El problema que enfrentamos ahora con esta espeluznante realidad de niños que mueren antes de tener la posibilidad de aprender que la vida no suele ser un camino recto y que, a veces, tras la peor curva, la existencia transcurre por un cauce más amable que le hará olvidar la actual pesadumbre, es que no ha habido esos “signos” claros de querer poner fin a la vida. No han hablado con nadie. O quizás las señales se han limitado a frases escritas en un diario secreto, a determinadas búsquedas en Google, a dibujos de niñas ahorcadas como, al parecer, han encontrado entre las pertenencias de una de las mellizas de Oviedo. Además, quizás el contexto tampoco podía hacer prever que quien tiene toda la vida por delante para escapar de los fantasmas del presente, elija tan trágico final. Sin embargo, seamos justos, no es lo mismo ver la vida desde la lejanía de las décadas cumplidas que sentirse abrumado ante ciertos pesos que solo se aligeran con la perspectiva de los años.

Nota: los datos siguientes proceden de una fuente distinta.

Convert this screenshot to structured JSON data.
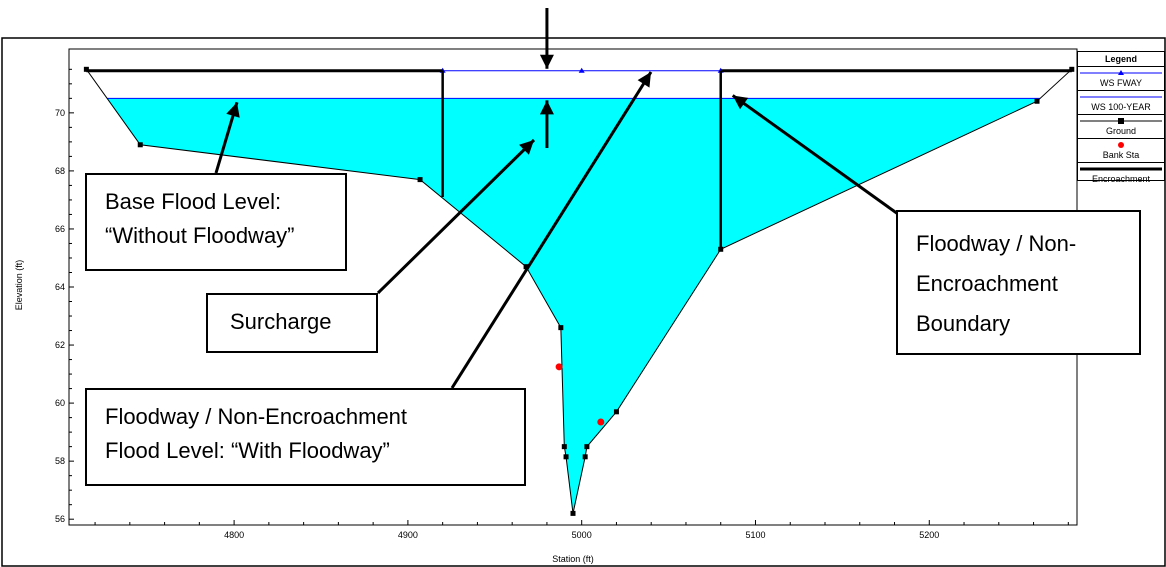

Este es en realidad el único mensaje que, con la esperanza de que llegue a algún joven en dramática situación con la idea de que es mejor marcharse, pretendo dejar hoy. No son palabras vacías, mucho menos “happyflower”, me muevo a sabiendas de que la existencia puede doler hasta el extremo de que uno quiera desembarcarse. Por eso, me dirijo directamente a los que ni si siquiera han llegado a la mayoría de edad. Quizás sirva para alejar del definitivo precipicio, aunque solo sea unos metros, al niño que vive en el dolor que le provoca precisamente esa vida. Una existencia que imagina inmutable, negra, agria, terriblemente injusta, pero que puede cambiar. Que cambia. Aunque a veces no sea en la forma que pensamos, ni en el momento que deseamos. La vida es caprichosa e injusta, rotundamente sí, y algunos parecen demasiado señalados por la desgracia. Y, sin embargo, al carácter veleidoso de la existencia como mejor se le reta es dándole una nueva oportunidad. Desafiándole aunque duela aún más. Igual que hay países cuya Historia se cuenta por periodos de entreguerras, existen (existimos) personas cuyos gráficos de dramatismo arrojan un balance funesto, pero que al final tienen (tenemos) también una Historia.

Nadie, a tan temprana edad, debería quitarse a si mismo la posibilidad de escribir la suya. Más larga o más corta, eso da igual.